Come ogni martedì torna la rubrica dedicata alla figura di Tommaso da Olera, il frate cappuccino vissuto a cavallo tra Cinquecento e Seicento e proclamato Beato nel 2013. Il testo è tratto da “Tommaso da Olera, saggezza umana e sapienza divina” a cura di Clemente Fillarini, Messaggero di Sant’Antonio Editrice.
La riflessione di oggi
O amor dell’anima mia [Gesù], non vi passava il cuore a veder la vostra afflitta Madre come ebbra d’amore quando non vi vide andar a casa, tutta spasimata e dolente? (I 376).
Sentendo “ebbrezza” probabilmente pensiamo subito a una persona ubriaca: vedendola, ci fa pena o addirittura ripugnanza, e ci domandiamo dov’è finita la dignità dell’uomo. Ebbrezza però significa anche uno stato di esaltazione provocato da un piacere interno molto intenso, non certo dovuto a un eccesso di alcolici, ed è questo il significato inteso dal nostro beato usando tale termine insieme al relativo verbo, “inebriare”.

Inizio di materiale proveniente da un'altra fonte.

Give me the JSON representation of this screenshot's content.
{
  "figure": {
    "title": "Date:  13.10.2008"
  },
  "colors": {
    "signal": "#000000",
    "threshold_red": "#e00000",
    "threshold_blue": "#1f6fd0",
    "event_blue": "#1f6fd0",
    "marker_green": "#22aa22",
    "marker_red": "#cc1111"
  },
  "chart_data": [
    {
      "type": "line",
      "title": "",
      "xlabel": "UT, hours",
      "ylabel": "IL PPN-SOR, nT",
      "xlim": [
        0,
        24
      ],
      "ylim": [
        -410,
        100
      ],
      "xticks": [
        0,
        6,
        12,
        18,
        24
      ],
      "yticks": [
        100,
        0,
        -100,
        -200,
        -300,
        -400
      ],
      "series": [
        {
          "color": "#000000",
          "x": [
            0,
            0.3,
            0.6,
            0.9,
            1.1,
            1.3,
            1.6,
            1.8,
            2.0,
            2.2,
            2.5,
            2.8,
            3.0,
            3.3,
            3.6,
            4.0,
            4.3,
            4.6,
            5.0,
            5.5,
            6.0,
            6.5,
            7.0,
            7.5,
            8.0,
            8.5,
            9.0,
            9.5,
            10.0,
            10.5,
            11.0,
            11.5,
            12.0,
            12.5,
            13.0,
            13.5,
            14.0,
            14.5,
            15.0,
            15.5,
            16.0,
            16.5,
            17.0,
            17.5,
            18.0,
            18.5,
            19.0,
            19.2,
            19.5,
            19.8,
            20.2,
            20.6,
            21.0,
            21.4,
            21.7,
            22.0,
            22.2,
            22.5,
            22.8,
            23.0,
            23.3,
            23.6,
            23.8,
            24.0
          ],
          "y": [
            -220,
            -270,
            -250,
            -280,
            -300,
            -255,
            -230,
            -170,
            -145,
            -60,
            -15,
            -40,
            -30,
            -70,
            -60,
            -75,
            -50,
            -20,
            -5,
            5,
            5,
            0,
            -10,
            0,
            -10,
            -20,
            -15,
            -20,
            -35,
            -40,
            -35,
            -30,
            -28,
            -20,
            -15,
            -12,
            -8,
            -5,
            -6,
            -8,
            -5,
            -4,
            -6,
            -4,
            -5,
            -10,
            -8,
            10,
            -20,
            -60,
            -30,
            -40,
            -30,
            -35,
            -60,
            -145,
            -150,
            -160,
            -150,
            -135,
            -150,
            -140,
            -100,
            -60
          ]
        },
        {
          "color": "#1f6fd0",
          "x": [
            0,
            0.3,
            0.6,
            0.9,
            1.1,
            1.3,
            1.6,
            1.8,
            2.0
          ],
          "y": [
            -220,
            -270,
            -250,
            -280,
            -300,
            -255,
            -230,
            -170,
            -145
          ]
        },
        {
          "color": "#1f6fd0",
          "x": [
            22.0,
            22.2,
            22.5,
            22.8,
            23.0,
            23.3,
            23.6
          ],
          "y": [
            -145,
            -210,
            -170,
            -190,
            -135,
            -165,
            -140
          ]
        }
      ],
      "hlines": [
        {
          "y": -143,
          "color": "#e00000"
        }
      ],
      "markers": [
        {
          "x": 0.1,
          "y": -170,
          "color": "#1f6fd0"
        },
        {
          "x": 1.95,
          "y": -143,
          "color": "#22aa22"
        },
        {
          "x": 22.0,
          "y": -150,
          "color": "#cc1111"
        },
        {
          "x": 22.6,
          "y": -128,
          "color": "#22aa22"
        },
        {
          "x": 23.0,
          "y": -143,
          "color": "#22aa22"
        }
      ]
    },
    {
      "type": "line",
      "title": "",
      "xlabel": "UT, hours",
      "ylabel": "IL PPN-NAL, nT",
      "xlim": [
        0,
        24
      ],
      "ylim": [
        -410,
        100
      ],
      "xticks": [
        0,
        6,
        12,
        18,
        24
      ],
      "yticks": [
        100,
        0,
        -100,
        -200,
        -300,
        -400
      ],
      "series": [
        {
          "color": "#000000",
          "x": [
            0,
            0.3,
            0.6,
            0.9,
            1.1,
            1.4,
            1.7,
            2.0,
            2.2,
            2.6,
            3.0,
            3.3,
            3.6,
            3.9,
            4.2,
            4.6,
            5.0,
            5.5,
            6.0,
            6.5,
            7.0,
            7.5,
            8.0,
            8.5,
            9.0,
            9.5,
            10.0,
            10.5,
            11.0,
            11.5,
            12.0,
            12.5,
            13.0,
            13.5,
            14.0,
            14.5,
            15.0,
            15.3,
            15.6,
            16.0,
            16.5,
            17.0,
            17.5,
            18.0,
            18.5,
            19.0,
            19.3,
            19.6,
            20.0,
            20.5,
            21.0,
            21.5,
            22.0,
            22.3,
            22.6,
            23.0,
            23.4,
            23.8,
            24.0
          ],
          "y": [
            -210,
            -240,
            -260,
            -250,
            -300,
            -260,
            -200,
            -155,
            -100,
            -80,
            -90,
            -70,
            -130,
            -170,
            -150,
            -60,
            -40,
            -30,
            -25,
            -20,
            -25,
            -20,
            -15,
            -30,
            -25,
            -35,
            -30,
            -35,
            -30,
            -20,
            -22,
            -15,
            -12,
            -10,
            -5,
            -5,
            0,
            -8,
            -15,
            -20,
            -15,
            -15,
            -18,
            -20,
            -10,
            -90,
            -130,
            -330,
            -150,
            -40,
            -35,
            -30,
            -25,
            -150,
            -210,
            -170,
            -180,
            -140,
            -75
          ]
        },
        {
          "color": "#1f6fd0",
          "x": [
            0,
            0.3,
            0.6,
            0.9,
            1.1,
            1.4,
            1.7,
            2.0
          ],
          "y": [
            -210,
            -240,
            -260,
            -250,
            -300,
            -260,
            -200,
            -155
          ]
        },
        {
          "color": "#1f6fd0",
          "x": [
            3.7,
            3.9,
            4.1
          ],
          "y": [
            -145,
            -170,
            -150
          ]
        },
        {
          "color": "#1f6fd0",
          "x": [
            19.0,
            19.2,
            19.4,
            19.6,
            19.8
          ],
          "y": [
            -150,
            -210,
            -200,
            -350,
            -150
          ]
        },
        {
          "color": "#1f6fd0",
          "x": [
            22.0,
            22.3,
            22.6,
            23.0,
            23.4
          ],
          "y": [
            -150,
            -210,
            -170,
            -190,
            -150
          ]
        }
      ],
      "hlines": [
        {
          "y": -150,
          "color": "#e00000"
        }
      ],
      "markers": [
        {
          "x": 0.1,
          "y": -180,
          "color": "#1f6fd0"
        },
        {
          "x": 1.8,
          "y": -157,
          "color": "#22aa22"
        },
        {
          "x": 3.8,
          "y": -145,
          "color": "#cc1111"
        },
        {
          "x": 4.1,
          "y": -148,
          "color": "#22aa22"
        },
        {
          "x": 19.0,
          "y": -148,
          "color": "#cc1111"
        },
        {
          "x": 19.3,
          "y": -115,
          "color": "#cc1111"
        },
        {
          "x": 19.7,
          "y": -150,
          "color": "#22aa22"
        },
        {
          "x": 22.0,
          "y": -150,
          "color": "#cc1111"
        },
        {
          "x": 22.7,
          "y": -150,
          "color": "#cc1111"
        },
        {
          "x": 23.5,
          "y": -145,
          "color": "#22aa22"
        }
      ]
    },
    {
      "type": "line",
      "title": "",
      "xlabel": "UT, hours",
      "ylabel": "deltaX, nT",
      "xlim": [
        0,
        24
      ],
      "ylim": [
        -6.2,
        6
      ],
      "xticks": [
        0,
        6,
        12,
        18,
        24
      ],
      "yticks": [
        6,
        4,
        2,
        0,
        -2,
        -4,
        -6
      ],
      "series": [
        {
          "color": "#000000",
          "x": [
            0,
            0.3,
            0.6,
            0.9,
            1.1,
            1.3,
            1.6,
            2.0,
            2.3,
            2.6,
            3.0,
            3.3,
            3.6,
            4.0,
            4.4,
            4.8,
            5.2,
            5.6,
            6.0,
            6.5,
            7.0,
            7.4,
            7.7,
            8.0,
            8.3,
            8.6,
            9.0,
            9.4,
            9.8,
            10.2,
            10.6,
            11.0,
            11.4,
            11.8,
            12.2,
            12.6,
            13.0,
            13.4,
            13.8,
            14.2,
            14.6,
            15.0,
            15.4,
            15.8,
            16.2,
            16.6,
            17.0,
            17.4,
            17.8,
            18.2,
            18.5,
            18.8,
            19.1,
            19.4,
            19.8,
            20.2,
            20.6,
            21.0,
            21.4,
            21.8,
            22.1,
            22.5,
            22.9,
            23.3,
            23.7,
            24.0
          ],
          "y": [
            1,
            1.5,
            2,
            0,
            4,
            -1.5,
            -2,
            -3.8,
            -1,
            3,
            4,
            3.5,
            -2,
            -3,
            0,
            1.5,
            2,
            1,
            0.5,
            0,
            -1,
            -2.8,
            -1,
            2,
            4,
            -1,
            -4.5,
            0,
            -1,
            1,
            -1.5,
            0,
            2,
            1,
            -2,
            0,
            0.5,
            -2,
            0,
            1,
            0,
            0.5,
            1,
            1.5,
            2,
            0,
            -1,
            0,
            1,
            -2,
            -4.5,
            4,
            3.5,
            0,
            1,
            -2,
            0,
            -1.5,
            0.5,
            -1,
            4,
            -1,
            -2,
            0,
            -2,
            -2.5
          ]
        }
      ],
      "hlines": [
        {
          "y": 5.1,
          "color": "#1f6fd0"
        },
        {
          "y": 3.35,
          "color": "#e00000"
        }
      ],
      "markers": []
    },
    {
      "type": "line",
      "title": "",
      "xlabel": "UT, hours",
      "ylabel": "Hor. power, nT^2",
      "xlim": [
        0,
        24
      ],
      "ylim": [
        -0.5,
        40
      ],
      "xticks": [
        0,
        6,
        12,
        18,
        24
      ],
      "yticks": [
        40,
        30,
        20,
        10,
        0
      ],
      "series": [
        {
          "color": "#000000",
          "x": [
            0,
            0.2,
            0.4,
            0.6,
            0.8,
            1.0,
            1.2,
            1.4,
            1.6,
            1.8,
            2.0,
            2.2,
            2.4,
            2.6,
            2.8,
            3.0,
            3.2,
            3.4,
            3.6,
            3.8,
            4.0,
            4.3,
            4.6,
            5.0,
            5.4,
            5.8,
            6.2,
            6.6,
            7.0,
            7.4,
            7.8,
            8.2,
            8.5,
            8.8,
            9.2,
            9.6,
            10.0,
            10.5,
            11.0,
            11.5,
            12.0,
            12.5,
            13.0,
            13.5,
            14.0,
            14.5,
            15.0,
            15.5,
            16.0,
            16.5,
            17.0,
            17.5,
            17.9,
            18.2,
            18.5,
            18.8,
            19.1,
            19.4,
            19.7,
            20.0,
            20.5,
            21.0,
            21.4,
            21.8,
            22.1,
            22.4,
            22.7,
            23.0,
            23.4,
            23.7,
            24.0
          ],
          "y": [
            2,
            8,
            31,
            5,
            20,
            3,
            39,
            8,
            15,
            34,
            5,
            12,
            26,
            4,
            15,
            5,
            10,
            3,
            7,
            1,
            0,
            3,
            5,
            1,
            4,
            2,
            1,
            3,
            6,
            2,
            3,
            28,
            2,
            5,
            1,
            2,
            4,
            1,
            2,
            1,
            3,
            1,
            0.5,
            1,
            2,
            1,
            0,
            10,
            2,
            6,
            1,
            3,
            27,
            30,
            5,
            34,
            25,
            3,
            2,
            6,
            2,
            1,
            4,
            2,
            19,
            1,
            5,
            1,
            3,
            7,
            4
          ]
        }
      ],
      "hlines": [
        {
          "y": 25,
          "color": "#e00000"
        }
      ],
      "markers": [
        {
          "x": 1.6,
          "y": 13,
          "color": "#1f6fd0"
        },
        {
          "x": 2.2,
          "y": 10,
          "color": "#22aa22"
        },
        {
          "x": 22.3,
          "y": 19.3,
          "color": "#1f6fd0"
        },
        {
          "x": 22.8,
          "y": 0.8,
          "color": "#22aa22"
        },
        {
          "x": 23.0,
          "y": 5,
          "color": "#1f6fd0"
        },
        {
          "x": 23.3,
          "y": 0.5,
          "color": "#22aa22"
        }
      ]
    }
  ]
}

«La Maddalena, che ardeva e avvampava di voglia di veder il suo caro maestro, come ebbra di amor di Dio si partì la mattina per tempo alla volta del Calvario» (I 427). L’anima, «cibandosi di cibi e beveraggi soavissimi che gli porge la presenza di Dio, mangia e beve e, per la dolcezza di così delicate vivande trasportata, tanto mangia e beve che resta imbriacata e inebriata dall’eccesso e meraviglia in Dio» (II 503); e «introdotta nella càneva vinaria dello Sposo, ove, bevendo al cuore di Cristo, resterà ebbra» (IV 130). «O amantissimo Dio, soccorretemi: cada sopra di me la rugiada del vostro amore, acciò in me si estingua la sete delle cose terrene, vane e transitorie; date a me, o caro Gesù, povero assetato da bere di quell’acqua viva con la quale inebriasti la samaritana» (II 211).